An art form with ancient provenance, the market for oriental carpets continues to thrive. To buy an oriental area rug is to connect with a living, breathing tradition.

An area rug’s link with the past begins with weaving techniques passed down through generations. The simplicity of the weavers’ technique is one reason why it endures, and accounts for the prevalence of carpet making as a cottage industry every area of the Asian world.

The Weft and the Warp: Area Rug Weaving Techniques

Essie Sakhai, is a London-based Persian carpet dealer whose family has been in the trade since 1776. In his book, Oriental Carpets: A Buyer’s Guide, he discusses how rugs are made, noting that using mundane methods, weavers will manage to create a carpet that is “artistically sublime.”

Little equipment is required. Weavers’ construct a loom, which in its simplest form can consist of “nothing more than two stout poles, often poplar trunks.” Between these poles, a weaver stretches long threads of wool lengthwise, to form the warp of the carpet. Weft strings are then threaded crosswise through the warp. Eventually, the shaggy pile ends of the knots will be cut off at a length of approximately one inch (2.5 centimeters) to create the pile of the carpet.

The Two Different Kinds of Knots

A weave of weft and warp threads forms the foundation of a rug, called a kilim. Next, a weaver begins the process of tying the thousands of knots that will eventually form the pile of the carpet. As carpet expert P.R.J. Ford notes, “aside from a distinctive knot used in Tibet,” rug weavers use only two kinds of knots: the Turkish and the Persian.

According to Essie Sakhai, knowing the two different knot types will be important to establishing a carpet’s provenance. “Although Persian weavers do not always use the Persian knot, nor Turkish weavers the Turkish knot, individual weavers will always use the same kind of knot.”
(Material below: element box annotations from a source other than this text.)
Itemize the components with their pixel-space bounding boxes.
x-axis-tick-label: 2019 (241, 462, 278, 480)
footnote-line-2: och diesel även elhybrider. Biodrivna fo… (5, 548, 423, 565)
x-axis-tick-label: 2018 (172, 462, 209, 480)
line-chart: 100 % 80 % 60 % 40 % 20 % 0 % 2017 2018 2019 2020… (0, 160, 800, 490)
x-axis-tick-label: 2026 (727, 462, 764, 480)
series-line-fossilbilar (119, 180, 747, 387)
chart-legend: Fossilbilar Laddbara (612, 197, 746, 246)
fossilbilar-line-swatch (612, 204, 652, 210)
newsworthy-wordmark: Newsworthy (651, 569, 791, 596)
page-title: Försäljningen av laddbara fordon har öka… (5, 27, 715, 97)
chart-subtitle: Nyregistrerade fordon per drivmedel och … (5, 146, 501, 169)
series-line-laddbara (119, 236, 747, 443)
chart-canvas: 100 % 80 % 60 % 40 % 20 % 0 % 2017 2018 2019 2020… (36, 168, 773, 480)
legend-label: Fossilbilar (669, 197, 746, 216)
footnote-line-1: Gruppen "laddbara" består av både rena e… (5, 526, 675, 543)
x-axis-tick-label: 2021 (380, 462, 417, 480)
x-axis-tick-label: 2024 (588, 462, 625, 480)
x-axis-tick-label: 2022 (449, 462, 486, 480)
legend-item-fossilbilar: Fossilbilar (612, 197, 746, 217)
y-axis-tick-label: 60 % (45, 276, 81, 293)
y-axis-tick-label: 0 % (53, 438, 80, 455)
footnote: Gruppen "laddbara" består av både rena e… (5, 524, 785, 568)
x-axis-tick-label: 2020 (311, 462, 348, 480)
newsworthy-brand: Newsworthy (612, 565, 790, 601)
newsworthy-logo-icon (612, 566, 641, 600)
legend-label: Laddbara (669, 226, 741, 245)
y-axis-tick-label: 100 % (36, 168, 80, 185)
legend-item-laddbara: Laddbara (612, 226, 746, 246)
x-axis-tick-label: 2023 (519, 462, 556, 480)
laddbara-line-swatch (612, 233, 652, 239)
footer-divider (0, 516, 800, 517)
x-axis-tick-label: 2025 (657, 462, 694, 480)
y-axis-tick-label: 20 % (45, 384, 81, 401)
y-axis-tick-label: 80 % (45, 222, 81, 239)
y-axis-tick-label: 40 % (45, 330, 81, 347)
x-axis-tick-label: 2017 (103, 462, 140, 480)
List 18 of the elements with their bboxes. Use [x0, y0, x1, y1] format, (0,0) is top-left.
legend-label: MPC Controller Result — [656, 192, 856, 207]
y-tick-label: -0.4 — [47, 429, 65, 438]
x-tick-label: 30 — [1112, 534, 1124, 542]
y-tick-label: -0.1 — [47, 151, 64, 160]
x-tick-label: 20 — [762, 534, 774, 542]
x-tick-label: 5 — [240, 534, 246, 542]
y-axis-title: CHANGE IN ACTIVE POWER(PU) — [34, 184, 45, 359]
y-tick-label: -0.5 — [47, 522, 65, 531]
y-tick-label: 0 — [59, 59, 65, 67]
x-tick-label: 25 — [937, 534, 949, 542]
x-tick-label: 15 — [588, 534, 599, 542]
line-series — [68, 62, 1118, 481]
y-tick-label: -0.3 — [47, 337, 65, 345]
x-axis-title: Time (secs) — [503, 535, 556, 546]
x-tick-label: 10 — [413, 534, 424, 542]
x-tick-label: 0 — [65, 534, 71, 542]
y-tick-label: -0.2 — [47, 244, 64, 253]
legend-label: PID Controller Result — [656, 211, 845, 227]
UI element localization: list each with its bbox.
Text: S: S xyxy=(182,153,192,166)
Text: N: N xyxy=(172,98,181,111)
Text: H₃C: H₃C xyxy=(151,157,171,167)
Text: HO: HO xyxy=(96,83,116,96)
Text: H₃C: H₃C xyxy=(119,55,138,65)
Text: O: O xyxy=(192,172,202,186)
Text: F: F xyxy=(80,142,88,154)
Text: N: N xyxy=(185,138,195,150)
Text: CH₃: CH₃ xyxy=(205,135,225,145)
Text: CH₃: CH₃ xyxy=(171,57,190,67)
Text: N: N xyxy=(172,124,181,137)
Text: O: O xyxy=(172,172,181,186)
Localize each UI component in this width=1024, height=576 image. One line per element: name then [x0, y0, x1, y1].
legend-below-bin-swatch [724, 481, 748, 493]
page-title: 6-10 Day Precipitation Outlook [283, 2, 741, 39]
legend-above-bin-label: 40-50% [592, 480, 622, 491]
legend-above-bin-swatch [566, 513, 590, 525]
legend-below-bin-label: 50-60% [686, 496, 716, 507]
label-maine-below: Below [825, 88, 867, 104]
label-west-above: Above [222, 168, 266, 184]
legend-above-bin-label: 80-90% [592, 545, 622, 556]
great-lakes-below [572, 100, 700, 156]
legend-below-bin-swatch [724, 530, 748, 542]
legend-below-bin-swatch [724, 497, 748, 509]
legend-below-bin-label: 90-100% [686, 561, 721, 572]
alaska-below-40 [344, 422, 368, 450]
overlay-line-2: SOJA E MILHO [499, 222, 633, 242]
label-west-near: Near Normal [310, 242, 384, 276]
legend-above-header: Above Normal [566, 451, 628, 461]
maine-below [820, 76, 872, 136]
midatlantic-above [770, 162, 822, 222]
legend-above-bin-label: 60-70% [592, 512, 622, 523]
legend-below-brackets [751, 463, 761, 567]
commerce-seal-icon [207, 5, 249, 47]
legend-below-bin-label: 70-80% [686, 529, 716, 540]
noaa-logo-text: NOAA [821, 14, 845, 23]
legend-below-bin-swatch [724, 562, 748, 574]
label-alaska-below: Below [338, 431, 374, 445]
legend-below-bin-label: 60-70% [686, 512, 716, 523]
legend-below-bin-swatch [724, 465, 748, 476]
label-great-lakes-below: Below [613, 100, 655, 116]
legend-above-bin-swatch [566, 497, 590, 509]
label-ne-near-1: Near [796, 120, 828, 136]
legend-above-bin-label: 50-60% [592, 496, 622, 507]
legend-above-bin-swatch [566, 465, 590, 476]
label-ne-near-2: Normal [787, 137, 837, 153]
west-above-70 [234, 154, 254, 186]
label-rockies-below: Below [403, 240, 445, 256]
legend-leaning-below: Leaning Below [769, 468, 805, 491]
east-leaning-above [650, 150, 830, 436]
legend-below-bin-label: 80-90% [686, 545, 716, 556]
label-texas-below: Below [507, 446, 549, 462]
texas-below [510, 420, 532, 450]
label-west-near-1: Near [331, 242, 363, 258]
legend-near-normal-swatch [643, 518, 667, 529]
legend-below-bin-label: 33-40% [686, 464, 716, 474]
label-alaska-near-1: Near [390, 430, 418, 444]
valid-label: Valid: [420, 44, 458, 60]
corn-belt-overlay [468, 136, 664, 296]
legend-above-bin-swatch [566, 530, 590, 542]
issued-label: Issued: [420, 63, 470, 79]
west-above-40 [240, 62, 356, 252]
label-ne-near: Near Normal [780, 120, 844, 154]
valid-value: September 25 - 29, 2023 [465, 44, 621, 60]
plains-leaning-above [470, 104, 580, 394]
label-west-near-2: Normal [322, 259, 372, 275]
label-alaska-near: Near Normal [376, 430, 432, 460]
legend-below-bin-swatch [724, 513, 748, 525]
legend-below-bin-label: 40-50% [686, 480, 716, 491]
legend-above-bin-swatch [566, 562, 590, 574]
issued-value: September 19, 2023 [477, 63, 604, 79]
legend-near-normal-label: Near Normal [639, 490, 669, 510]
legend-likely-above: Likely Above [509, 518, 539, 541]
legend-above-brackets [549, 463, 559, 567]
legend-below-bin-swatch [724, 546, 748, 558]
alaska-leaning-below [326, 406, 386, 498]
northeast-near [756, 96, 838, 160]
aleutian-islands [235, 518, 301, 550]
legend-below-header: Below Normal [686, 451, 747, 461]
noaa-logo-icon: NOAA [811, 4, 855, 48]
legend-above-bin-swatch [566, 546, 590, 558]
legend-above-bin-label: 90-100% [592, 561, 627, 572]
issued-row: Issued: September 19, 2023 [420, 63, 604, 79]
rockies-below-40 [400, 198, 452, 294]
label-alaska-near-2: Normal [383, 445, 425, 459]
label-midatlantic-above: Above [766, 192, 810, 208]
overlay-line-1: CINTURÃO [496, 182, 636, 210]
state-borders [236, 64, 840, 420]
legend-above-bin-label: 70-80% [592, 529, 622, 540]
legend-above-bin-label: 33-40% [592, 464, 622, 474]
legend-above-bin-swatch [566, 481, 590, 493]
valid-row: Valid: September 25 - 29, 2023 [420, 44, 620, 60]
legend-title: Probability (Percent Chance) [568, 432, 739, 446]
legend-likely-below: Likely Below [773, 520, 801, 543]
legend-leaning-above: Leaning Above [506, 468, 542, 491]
Persian and Turkish Forms of Knots

Turkish knots are also called symmetrical knots. Persian knots are also called asymmetrical knots. In general, the distinction between the two knots is that the Persian knot half staggers the warp, while in a Turkish knot, the warps remain side-by-side. The regularity of the Turkish knot produces a flatter carpet; a Persian knot allows for a more complex curvilinear carpet design. Otherwise, the distinction between the two types of knots has no bearing on the value of the carpet.